By the end of July we had been in Afghanistan for six months. The dembels left and we graduated to veteran status. We were the granddads. A group of new recruits arrived on the base, straight from Moscow and Moldavia and Tallinn. We threw a large party, extracting money from the recruits to buy rice and meat for the sashlik, for vodka and Bulgarian biscuits. The departing dembels organised our initiation. Twenty strokes of the buckle end of a belt across the backside. Not a murmur of complaint; we stood up and shook their hands. They slapped our backs. We were one of them now.

One of our first jobs with the new recruits was to escort the Agitprop Brigade on an excursion to a village. The propaganda detachment consisted of an APC and a truck with a large red cross painted on its side. Their vehicles were flanked by a couple of our APCs, a BMP and a fuel truck. Lieutenant Zhuralev complained loudly as we pulled off the main road and headed down a winding track towards the village.

‘It’s madness,’ he said. ‘What’s the fucking point in playing doctors and nurses out here? I don’t see why I should risk my men just so that these fucking villagers can show off their sores and diseases and load up with grain that would be better off in our bellies.’

A large crowd milled around the village. We sat on the APCs, guns at the ready, eyes vigilantly scanning the area. A loudspeaker was set up beside the Agitprop’s APC and began blaring out Soviet patriotic music. A couple of doctors set up a table and a long line of villagers snaked up to it.
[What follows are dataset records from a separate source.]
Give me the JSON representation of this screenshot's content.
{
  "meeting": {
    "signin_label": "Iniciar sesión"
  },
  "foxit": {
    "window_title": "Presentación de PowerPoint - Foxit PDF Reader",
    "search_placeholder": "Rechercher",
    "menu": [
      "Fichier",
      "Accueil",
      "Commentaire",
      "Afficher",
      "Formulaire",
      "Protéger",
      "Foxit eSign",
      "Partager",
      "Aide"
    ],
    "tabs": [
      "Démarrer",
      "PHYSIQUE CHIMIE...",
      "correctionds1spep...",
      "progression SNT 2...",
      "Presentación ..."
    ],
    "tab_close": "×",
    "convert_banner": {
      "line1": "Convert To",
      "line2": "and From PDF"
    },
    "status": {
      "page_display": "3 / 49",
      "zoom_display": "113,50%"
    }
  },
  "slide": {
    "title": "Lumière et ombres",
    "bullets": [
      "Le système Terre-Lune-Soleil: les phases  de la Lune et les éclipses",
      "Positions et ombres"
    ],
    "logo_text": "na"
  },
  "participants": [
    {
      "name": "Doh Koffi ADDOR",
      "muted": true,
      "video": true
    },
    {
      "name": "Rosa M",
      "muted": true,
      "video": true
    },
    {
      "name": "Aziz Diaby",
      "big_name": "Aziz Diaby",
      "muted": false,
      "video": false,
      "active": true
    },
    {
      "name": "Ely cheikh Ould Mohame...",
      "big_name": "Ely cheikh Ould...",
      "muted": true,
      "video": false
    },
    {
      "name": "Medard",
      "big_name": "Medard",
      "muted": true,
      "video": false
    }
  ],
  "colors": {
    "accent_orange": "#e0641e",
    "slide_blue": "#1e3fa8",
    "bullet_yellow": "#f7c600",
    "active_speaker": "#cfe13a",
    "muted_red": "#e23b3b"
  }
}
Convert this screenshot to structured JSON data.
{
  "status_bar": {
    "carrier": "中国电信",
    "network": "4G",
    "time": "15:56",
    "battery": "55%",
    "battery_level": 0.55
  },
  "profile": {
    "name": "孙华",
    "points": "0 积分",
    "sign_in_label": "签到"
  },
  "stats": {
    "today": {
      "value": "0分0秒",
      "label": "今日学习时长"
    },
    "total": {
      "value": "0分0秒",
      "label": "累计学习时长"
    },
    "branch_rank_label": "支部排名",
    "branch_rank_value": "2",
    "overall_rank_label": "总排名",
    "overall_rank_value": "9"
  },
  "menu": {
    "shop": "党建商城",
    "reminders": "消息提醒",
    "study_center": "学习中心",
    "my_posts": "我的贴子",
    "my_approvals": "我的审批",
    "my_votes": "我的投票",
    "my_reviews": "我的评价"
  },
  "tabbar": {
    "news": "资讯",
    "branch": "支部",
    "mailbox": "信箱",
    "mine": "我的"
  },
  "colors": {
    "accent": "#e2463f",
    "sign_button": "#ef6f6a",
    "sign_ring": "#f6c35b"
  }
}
‘Crowd control,’ Zhuralev barked at me, pushing me forwards towards the doctors. ‘Keep the locals in order.’ I strolled over to the flimsy wooden desk erected by the doctors. There were two of them. One was a tall, thin Ukrainian, the other, from Siberia, was small and dark with watery eyes. They had a nurse with them who spoke the local language and was acting as an interpreter. A young man from the village barged his way forwards towards the doctors at the desk. When I shoved him back and told him to wait he said something to me rapidly and pointed to his stomach. He was thin and stooped, with a long dark beard. I waved him back, and when he continued to press forwards, I put my hand on his chest and stopped him roughly.

‘Get back and stop pushing,’ I shouted.

The nurse turned, hearing me. Approaching quickly, she pulled me away from the stooped villager impatiently. She spoke to the man in a quiet, calm voice. He explained his problem to her, his voice rising, his bony hands gesticulating. He pointed at me and the young nurse glanced over her shoulder.

‘Tell him to wait his turn,’ I said, pressing forwards towards the man, whose long dirty fingers had taken hold of the nurse’s faded green shirt.

The nurse’s eyes flashed angrily. She called for one of the doctors, indicating for him to come over.

‘His wife is giving birth; she is in the village.’

Nodding, the doctor went to fetch some equipment. The nurse turned to me. ‘You come with us,’ she said. ‘We need some security.’ She turned and followed the young man down a narrow lane into the village. I glanced over towards Lieutenant Zhuralev, but his back was turned. Nervously I followed the nurse’s receding figure, concerned about walking into a trap. The doctor from Siberia caught up with me and grinned.